In a letter to Senator Bernie Sanders, U.N. Ambassador Nikki Haley stated that “It is patently ridiculous for the United Nations to examine poverty in America.” This is in response to the U.N.’s Special Rapporteur’s report, published May 4, 2018, that addresses the disturbing trends in the United States regarding extreme poverty, infant mortality, relatively low lifespans and quality of life, and the world’s highest incarceration rate.
Given the severity of these conditions, the report comes to a troubling conclusion: “The cornerstone of American society is democracy, but it is steadily undermined.” The U.S. Ambassador shames the Special Rapporteur for focusing on the United States, which she describes as “the wealthiest and freest country in the world.”
The U.N. report does not dispute the wealth of resources in the United States. Rather, the report addresses wealth inequality, calling the U.S. “a land of stark contrasts … its immense wealth and expertise stand in shocking contrast with the conditions in which vast numbers of its citizens live.” Haley’s letter never addresses wealth inequality. She does remind the Senator that things are much worse in the Congo and Burundi.
This is not the first time Ambassador Haley has clashed with her colleagues at the United Nations. At the beginning of June, Haley found herself embarrassed and isolated in the Security Council, when not a single country would vote for her resolution blaming the Palestinians for the nurses and journalists killed by the Israeli army. Then last Tuesday, June 19, Haley withdrew the United States from the U.N. Human Rights Council, calling it a “cesspool.” The HRC is made up of 47 countries which are elected to the council by a majority in the U.N. General Assembly, the world’s largest and most representative deliberative body.
Two days after deriding the human rights community, on Thursday Ambassador Haley sent Sanders the letter dismissing the U.N. report on poverty, which primarily wanted to examine the causes behind the 40 million people living in poverty in the United States. The report offers a few solutions that directly respond to the problems raised: 1) decriminalize being poor by ending mass incarceration; 2) pass universal healthcare; 3) increase taxes.
In reply, Haley claimed that the report “purposely used misleading facts and figures in its biased reporting,” though she does not refer to any specific examples nor does she criticize any of the experts individually. She did say that the report was a “wast[e] of time and resources.” She also admonished the Senator, “There is dignity in work.”
Senator Sanders responded to Nikki Haley’s letter on the same day: “You are certainly right in suggesting that poverty in many countries including the Democratic Republic of Congo and Burundi is far worse than it is in the United States. But what is important to note about poverty in America is that it takes place in the richest country in history of the world and at a time when […] income inequality is worse than at any time since the 1920s.”

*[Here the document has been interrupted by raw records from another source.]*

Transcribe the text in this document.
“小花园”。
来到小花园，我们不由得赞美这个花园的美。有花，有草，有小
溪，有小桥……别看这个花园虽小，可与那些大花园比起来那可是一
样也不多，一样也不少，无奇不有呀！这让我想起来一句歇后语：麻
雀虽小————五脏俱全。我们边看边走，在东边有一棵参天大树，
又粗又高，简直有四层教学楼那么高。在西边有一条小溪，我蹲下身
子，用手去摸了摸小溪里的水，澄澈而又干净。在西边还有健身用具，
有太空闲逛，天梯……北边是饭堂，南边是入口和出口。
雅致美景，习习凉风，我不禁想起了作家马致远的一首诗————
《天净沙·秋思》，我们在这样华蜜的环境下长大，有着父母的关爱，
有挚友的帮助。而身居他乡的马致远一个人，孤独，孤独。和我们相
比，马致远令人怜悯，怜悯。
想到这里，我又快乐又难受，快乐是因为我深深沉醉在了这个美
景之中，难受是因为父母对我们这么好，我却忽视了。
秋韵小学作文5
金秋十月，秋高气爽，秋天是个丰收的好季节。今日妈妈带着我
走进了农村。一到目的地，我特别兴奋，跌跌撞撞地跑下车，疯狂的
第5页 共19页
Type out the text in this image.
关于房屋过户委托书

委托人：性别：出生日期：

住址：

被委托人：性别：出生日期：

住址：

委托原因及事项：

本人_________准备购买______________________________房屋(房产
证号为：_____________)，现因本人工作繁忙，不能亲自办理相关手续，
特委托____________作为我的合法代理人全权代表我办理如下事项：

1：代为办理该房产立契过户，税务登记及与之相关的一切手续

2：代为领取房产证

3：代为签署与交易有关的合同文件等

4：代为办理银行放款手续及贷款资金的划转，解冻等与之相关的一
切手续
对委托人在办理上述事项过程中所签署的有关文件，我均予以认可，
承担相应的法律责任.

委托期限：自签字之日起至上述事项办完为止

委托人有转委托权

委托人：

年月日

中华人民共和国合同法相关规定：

Despite her criticism, Haley did say that poverty is something that “the Trump Administration takes very seriously.” Given her own record as governor of South Carolina, it’s hard to know what she means by that. Haley was governor of the state from 2010 to 2017. By the end of her tenure, 10% of South Carolina households’ were hunger and food insecure; almost 25% of South Carolina’s children were living in poverty; only 73% of low-income students were graduating from high school; 16% of women lived in poverty; and 1 out of every 10 South Carolinians endured “extreme poverty,” a condition that entails the severe deprivation of food, water, sanitation, and shelter. While the U.N. believes these problems are worthy of investigation, Ambassador Haley maintains that concentrating on such people is “ridiculous.”